November 12th, 2008 by Peter Scott
One point to keep in mind about fixing bad data on the source; it is just that, fixing DATA. We are not fixing bad applications or bad processes. Often fixing source applications is just not going to happen, especially with the case of legacy and third-party packaged applications. Likewise process can be hard to fix; if we rely on humans to key information in and the application is incapable of enforcing data rules then data entry problems will occur. For example take a university admissions system; here data entry is highly seasonal, first off a lot of prospective candidates (say about 10x the number who will start as students in the new year) then a reduced number of place offers which get further reduced by the candidates choosing another university or not reaching the entrance grades.
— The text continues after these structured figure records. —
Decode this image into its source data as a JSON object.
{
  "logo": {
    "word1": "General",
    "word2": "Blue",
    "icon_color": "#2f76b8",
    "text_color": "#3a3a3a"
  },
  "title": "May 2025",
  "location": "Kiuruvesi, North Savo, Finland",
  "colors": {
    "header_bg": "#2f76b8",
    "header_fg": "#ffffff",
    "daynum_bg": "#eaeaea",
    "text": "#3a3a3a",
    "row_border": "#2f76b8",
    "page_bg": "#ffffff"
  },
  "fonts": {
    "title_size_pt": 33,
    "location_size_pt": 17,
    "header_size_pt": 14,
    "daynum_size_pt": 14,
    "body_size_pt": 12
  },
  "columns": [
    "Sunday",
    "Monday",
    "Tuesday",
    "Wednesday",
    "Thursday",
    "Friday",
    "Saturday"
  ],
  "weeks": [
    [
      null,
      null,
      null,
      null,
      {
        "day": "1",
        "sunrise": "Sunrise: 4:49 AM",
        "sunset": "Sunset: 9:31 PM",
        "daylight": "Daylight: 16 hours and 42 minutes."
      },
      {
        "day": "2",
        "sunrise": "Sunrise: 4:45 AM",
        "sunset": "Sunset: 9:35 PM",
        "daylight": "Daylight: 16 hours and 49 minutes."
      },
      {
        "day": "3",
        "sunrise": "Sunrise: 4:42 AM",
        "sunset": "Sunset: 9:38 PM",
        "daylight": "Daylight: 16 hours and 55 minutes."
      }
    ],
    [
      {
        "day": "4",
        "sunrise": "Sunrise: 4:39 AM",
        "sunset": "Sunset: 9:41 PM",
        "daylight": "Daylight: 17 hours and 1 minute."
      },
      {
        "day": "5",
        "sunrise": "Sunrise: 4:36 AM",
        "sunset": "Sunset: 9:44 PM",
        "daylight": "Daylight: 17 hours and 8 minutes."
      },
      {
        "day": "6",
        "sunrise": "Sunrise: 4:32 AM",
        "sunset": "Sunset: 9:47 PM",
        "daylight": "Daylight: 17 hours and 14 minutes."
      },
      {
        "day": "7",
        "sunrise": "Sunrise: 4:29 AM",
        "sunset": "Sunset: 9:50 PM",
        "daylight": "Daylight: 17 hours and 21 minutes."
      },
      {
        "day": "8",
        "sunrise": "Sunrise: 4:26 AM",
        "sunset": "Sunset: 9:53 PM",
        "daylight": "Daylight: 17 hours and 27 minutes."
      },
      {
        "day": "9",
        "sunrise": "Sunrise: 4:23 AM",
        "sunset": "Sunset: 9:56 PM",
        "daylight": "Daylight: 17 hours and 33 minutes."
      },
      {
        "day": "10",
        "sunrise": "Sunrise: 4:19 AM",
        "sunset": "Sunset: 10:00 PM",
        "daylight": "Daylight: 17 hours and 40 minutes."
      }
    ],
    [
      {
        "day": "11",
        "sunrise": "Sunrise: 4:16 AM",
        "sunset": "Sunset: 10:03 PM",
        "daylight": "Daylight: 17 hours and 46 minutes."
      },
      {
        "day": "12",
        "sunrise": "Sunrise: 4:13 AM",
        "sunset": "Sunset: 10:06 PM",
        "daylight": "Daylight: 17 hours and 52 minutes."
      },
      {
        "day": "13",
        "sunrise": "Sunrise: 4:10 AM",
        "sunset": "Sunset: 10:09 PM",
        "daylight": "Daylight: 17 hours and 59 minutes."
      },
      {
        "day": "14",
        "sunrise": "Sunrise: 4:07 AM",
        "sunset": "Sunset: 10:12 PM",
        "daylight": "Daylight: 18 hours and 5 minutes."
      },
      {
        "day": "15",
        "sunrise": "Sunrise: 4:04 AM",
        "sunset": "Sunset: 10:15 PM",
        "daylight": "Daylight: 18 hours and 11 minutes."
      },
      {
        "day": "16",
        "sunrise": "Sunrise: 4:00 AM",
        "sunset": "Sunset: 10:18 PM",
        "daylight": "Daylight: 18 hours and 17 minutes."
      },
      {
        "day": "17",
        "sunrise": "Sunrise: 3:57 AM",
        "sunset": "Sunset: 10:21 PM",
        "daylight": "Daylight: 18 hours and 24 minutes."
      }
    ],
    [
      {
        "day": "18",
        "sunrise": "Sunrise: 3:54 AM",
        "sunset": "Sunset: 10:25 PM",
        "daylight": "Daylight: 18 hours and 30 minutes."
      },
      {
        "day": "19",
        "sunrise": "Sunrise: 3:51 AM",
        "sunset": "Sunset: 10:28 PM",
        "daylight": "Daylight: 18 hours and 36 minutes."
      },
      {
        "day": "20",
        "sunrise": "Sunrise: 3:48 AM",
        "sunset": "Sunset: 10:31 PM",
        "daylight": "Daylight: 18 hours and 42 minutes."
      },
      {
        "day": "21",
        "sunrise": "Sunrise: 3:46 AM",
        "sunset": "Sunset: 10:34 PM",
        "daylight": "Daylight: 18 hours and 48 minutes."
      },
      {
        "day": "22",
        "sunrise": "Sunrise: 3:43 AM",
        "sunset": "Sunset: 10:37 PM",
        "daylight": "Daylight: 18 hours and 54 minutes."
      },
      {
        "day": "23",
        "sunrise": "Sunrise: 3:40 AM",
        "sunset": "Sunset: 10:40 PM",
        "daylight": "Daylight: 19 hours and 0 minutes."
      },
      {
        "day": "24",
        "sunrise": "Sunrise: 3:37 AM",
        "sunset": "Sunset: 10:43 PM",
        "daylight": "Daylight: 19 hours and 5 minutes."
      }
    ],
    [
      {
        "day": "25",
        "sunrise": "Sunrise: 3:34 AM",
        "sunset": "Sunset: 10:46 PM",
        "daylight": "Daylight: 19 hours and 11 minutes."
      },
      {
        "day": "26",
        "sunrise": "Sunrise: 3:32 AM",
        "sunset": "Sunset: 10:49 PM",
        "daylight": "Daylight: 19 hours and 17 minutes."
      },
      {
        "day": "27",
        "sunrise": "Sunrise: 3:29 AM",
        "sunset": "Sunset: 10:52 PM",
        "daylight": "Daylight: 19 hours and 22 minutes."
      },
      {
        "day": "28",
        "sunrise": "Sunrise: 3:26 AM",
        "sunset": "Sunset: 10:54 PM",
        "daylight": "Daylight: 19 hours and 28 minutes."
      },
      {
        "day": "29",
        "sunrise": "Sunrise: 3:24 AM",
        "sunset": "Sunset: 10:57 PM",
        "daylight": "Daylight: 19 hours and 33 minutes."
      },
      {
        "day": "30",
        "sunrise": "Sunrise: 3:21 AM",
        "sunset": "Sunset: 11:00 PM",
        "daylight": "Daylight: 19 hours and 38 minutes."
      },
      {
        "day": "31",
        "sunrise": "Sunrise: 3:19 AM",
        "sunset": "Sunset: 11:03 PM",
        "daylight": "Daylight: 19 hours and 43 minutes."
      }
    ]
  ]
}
This work flow often requires extra temporary staff just to key in details, they are not full-time employees, they do not know the significance of the data, they do not know about the reporting systems that give insight to the data, they are just there to get the data in as quickly as possible and with enough accuracy to let the process as whole work. It really does not matter to the process if the country name is not standardised providing the funding code is correct; even the course code may not matter that much providing the faculty is correct, especially if all faculty members follow a common scheme of study in the first year.
So, fixing data at source is most unlikely to be a one off exercise. True, a one-off data fix will improve the quality of our historic reporting, but what we are not doing is preventing data errors from occurring in the future. We must build into our ETL processes methods to continually monitor source data quality and build processes so that any errors detected can be corrected at source.